Cuando ella bajó la escalera, al ser llamada por el mayordomo, vio que llevaba un vestido sencillo, como siempre, el mismo con que fue a la merienda, aunque se lo habían planchado; también llevaba la misma pamela de paja. Y al perro en brazos.

Se veía como una mujer a la que conocía de toda su vida. Le parecía un trocito de hogar, lo que fuera que su mente quiso decir al presentarle esa extraña idea.

– Los dos estamos listos -dijo ella, con su voz enérgica.

– ¿De veras quieres llevar al perro, Claudia? -le preguntó Whitleaf-. Puedes dejarlo aquí con nosotros, sin ningún problema.

– Le irá bien airearse un poco -dijo ella-, pero, gracias, Peter. Eres extraordinariamente amable, si tenemos en cuenta que no tuviste muchas opciones -se rió- entre aceptarlo a él o echarme a la calle a mí.

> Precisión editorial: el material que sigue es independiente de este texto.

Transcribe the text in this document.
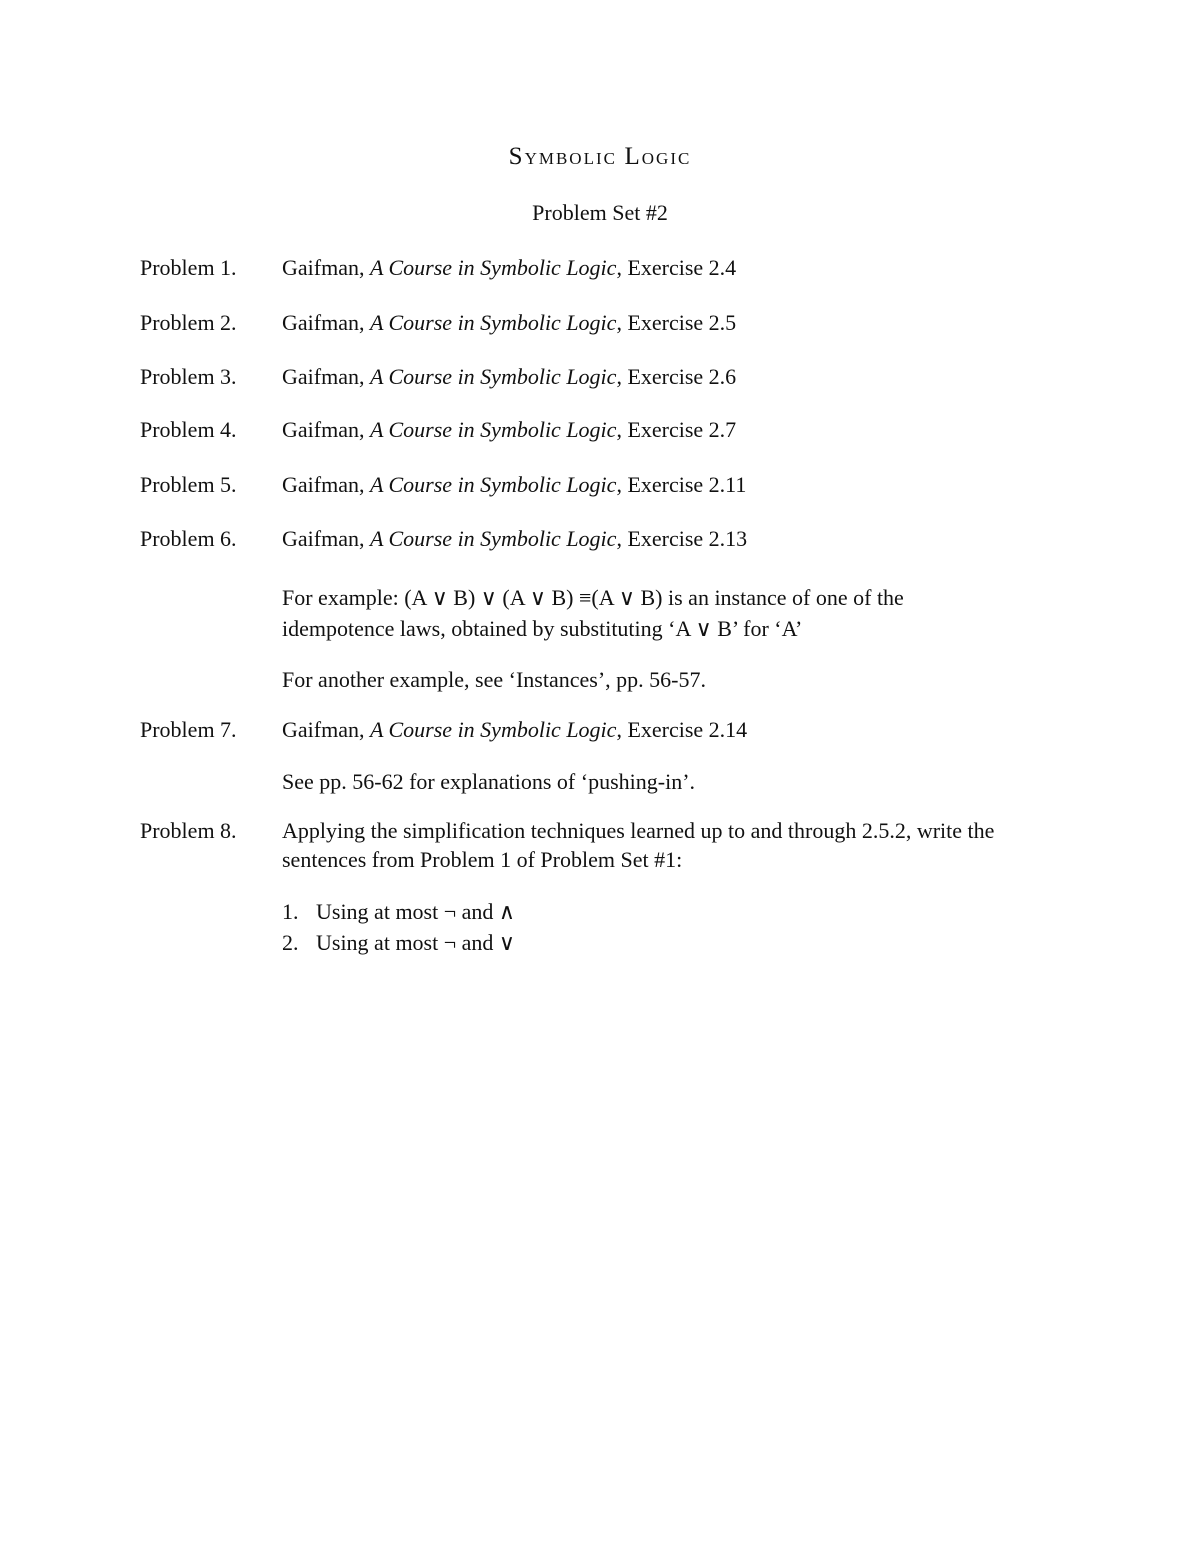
SYMBOLIC LOGIC
Problem Set #2
Problem 1. Gaifman, A Course in Symbolic Logic, Exercise 2.4
Problem 2. Gaifman, A Course in Symbolic Logic, Exercise 2.5
Problem 3. Gaifman, A Course in Symbolic Logic, Exercise 2.6
Problem 4. Gaifman, A Course in Symbolic Logic, Exercise 2.7
Problem 5. Gaifman, A Course in Symbolic Logic, Exercise 2.11
Problem 6. Gaifman, A Course in Symbolic Logic, Exercise 2.13
For example: (A ∨ B) ∨ (A ∨ B) ≡(A ∨ B) is an instance of one of the
idempotence laws, obtained by substituting ‘A ∨ B’ for ‘A’
For another example, see ‘Instances’, pp. 56-57.
Problem 7. Gaifman, A Course in Symbolic Logic, Exercise 2.14
See pp. 56-62 for explanations of ‘pushing-in’.
Problem 8. Applying the simplification techniques learned up to and through 2.5.2, write the
sentences from Problem 1 of Problem Set #1:
1. Using at most ¬ and ∧
2. Using at most ¬ and ∨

– Vete, entonces, y que lo pases bien -le dijo Susanna, aunque Joseph vio que lo miraba a él, con una expresión de curiosidad en los ojos.

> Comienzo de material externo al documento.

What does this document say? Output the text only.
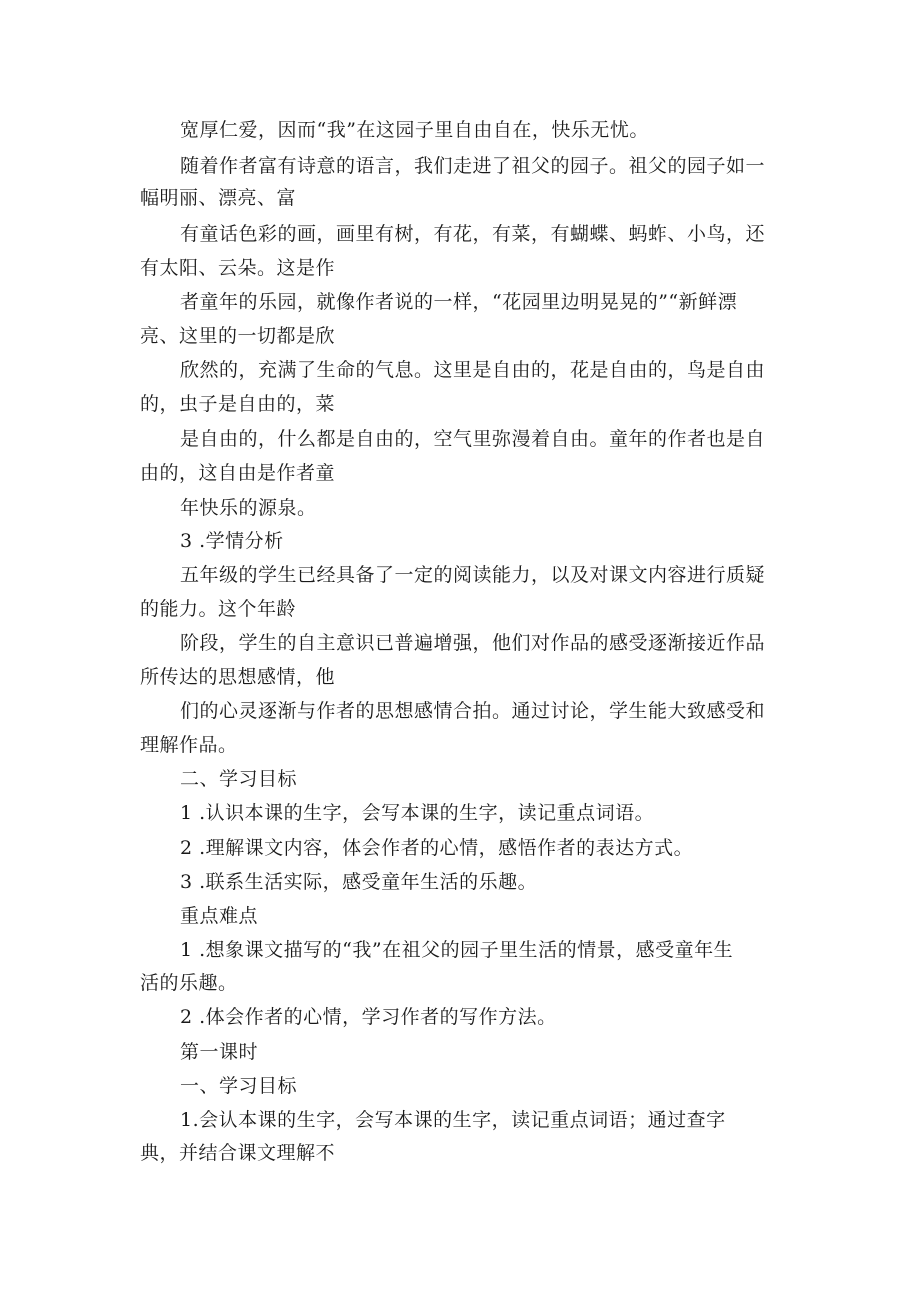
宽厚仁爱，因而“我”在这园子里自由自在，快乐无忧。
随着作者富有诗意的语言，我们走进了祖父的园子。祖父的园子如一
幅明丽、漂亮、富
有童话色彩的画，画里有树，有花，有菜，有蝴蝶、蚂蚱、小鸟，还
有太阳、云朵。这是作
者童年的乐园，就像作者说的一样，“花园里边明晃晃的”“新鲜漂
亮、这里的一切都是欣
欣然的，充满了生命的气息。这里是自由的，花是自由的，鸟是自由
的，虫子是自由的，菜
是自由的，什么都是自由的，空气里弥漫着自由。童年的作者也是自
由的，这自由是作者童
年快乐的源泉。
3 .学情分析
五年级的学生已经具备了一定的阅读能力，以及对课文内容进行质疑
的能力。这个年龄
阶段，学生的自主意识已普遍增强，他们对作品的感受逐渐接近作品
所传达的思想感情，他
们的心灵逐渐与作者的思想感情合拍。通过讨论，学生能大致感受和
理解作品。
二、学习目标
1 .认识本课的生字，会写本课的生字，读记重点词语。
2 .理解课文内容，体会作者的心情，感悟作者的表达方式。
3 .联系生活实际，感受童年生活的乐趣。
重点难点
1 .想象课文描写的“我”在祖父的园子里生活的情景，感受童年生
活的乐趣。
2 .体会作者的心情，学习作者的写作方法。
第一课时
一、学习目标
1.会认本课的生字，会写本课的生字，读记重点词语；通过查字
典，并结合课文理解不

Por primera vez se le ocurrió pensar que, al no saber la verdadera naturaleza de las salidas de la señorita Martin con él, ella y Whitleaf debían de preguntarse qué diablos se proponía él, dado sobre todo que era probable que supieran que, a todos los efectos, era un hombre comprometido. Había puesto en una posición embarazosa a la señorita Martin, comprendió.

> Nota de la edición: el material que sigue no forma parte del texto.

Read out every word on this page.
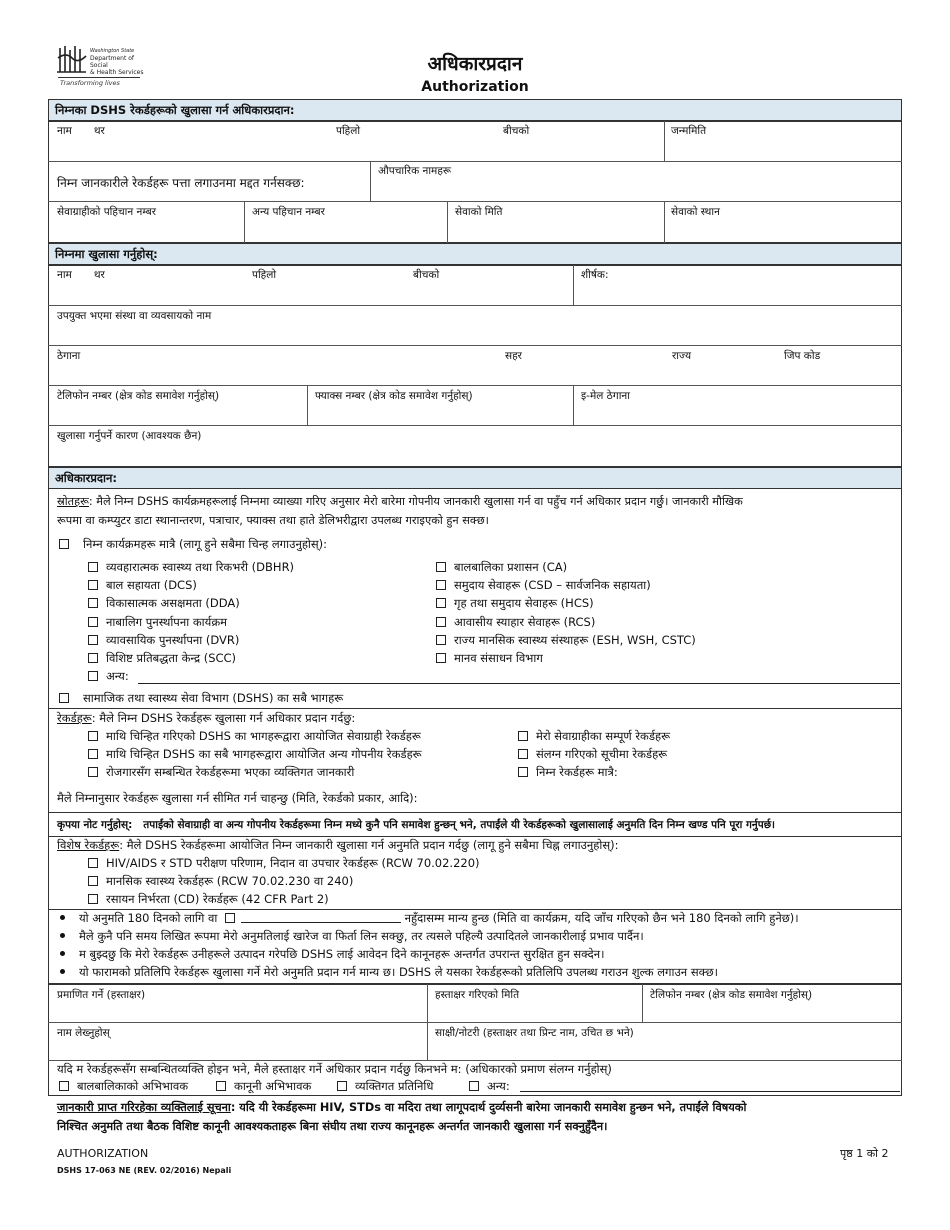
Washington State
Department of Social
& Health Services
Transforming lives
अधिकारप्रदान
Authorization
निम्नका DSHS रेकर्डहरूको खुलासा गर्न अधिकारप्रदान:
नाम थर	पहिलो	बीचको	जन्ममिति
निम्न जानकारीले रेकर्डहरू पत्ता लगाउनमा मद्दत गर्नसक्छ:
औपचारिक नामहरू
सेवाग्राहीको पहिचान नम्बर	अन्य पहिचान नम्बर	सेवाको मिति	सेवाको स्थान
निम्नमा खुलासा गर्नुहोस्:
नाम थर	पहिलो	बीचको	शीर्षक:
उपयुक्त भएमा संस्था वा व्यवसायको नाम
ठेगाना	सहर	राज्य	जिप कोड
टेलिफोन नम्बर (क्षेत्र कोड समावेश गर्नुहोस्)	फ्याक्स नम्बर (क्षेत्र कोड समावेश गर्नुहोस्)	इ-मेल ठेगाना
खुलासा गर्नुपर्ने कारण (आवश्यक छैन)
अधिकारप्रदान:
स्रोतहरू: मैले निम्न DSHS कार्यक्रमहरूलाई निम्नमा व्याख्या गरिए अनुसार मेरो बारेमा गोपनीय जानकारी खुलासा गर्न वा पहुँच गर्न अधिकार प्रदान गर्छु। जानकारी मौखिक
रूपमा वा कम्प्युटर डाटा स्थानान्तरण, पत्राचार, फ्याक्स तथा हाते डेलिभरीद्वारा उपलब्ध गराइएको हुन सक्छ।
निम्न कार्यक्रमहरू मात्रै (लागू हुने सबैमा चिन्ह लगाउनुहोस्):
व्यवहारात्मक स्वास्थ्य तथा रिकभरी (DBHR)
बाल सहायता (DCS)
विकासात्मक असक्षमता (DDA)
नाबालिग पुनर्स्थापना कार्यक्रम
व्यावसायिक पुनर्स्थापना (DVR)
विशिष्ट प्रतिबद्धता केन्द्र (SCC)
अन्य:
बालबालिका प्रशासन (CA)
समुदाय सेवाहरू (CSD – सार्वजनिक सहायता)
गृह तथा समुदाय सेवाहरू (HCS)
आवासीय स्याहार सेवाहरू (RCS)
राज्य मानसिक स्वास्थ्य संस्थाहरू (ESH, WSH, CSTC)
मानव संसाधन विभाग
सामाजिक तथा स्वास्थ्य सेवा विभाग (DSHS) का सबै भागहरू
रेकर्डहरू: मैले निम्न DSHS रेकर्डहरू खुलासा गर्न अधिकार प्रदान गर्दछु:
माथि चिन्हित गरिएको DSHS का भागहरूद्वारा आयोजित सेवाग्राही रेकर्डहरू
माथि चिन्हित DSHS का सबै भागहरूद्वारा आयोजित अन्य गोपनीय रेकर्डहरू
रोजगारसँग सम्बन्धित रेकर्डहरूमा भएका व्यक्तिगत जानकारी
मेरो सेवाग्राहीका सम्पूर्ण रेकर्डहरू
संलग्न गरिएको सूचीमा रेकर्डहरू
निम्न रेकर्डहरू मात्रै:
मैले निम्नानुसार रेकर्डहरू खुलासा गर्न सीमित गर्न चाहन्छु (मिति, रेकर्डको प्रकार, आदि):
कृपया नोट गर्नुहोस्: तपाईंको सेवाग्राही वा अन्य गोपनीय रेकर्डहरूमा निम्न मध्ये कुनै पनि समावेश हुन्छन् भने, तपाईंले यी रेकर्डहरूको खुलासालाई अनुमति दिन निम्न खण्ड पनि पूरा गर्नुपर्छ।
विशेष रेकर्डहरू: मैले DSHS रेकर्डहरूमा आयोजित निम्न जानकारी खुलासा गर्न अनुमति प्रदान गर्दछु (लागू हुने सबैमा चिह्न लगाउनुहोस्):
HIV/AIDS र STD परीक्षण परिणाम, निदान वा उपचार रेकर्डहरू (RCW 70.02.220)
मानसिक स्वास्थ्य रेकर्डहरू (RCW 70.02.230 वा 240)
रसायन निर्भरता (CD) रेकर्डहरू (42 CFR Part 2)
यो अनुमति 180 दिनको लागि वा	नहुँदासम्म मान्य हुन्छ (मिति वा कार्यक्रम, यदि जाँच गरिएको छैन भने 180 दिनको लागि हुनेछ)।
मैले कुनै पनि समय लिखित रूपमा मेरो अनुमतिलाई खारेज वा फिर्ता लिन सक्छु, तर त्यसले पहिल्यै उत्पादितले जानकारीलाई प्रभाव पार्दैन।
म बुझ्दछु कि मेरो रेकर्डहरू उनीहरूले उत्पादन गरेपछि DSHS लाई आवेदन दिने कानूनहरू अन्तर्गत उपरान्त सुरक्षित हुन सक्देन।
यो फारामको प्रतिलिपि रेकर्डहरू खुलासा गर्ने मेरो अनुमति प्रदान गर्न मान्य छ। DSHS ले यसका रेकर्डहरूको प्रतिलिपि उपलब्ध गराउन शुल्क लगाउन सक्छ।
प्रमाणित गर्ने (हस्ताक्षर)	हस्ताक्षर गरिएको मिति	टेलिफोन नम्बर (क्षेत्र कोड समावेश गर्नुहोस्)
नाम लेख्नुहोस्	साक्षी/नोटरी (हस्ताक्षर तथा प्रिन्ट नाम, उचित छ भने)
यदि म रेकर्डहरूसँग सम्बन्धितव्यक्ति होइन भने, मैले हस्ताक्षर गर्ने अधिकार प्रदान गर्दछु किनभने म: (अधिकारको प्रमाण संलग्न गर्नुहोस्)
बालबालिकाको अभिभावक	कानूनी अभिभावक	व्यक्तिगत प्रतिनिधि	अन्य:
जानकारी प्राप्त गरिरहेका व्यक्तिलाई सूचना: यदि यी रेकर्डहरूमा HIV, STDs वा मदिरा तथा लागूपदार्थ दुर्व्यसनी बारेमा जानकारी समावेश हुन्छन भने, तपाईंले विषयको
निश्चित अनुमति तथा बैठक विशिष्ट कानूनी आवश्यकताहरू बिना संघीय तथा राज्य कानूनहरू अन्तर्गत जानकारी खुलासा गर्न सक्नुहुँदैन।
AUTHORIZATION	पृष्ठ 1 को 2
DSHS 17-063 NE (REV. 02/2016) Nepali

Emprendieron la marcha en el tílburi. Ya no hacía tanto calor como antes; unas cuantas nubes le quitaban mordacidad a la temperatura cuando tapaban el sol.

– ¿Adonde le ha dicho a Susanna que iba esta tarde? -le preguntó.

– A dar un paseo por el parque.

– ¿Y las otras veces?

– A dar un paseo por el parque -repuso ella, con toda su atención concentrada en el perro.

– ¿Y qué ha dicho ella acerca de todos estos paseos?

Giró la cabeza a tiempo para verla ruborizarse y luego bajarla.

– Ah, nada. ¿Qué tendría que decir?

Debían pensar que él estaba tonteando con ella al mismo tiempo que cortejaba a la señorita Hunt. Y lo peor de todo era que no iban muy descaminados. Hizo un mal gesto para su coleto. Todo eso tenía que ser muy molesto para ella.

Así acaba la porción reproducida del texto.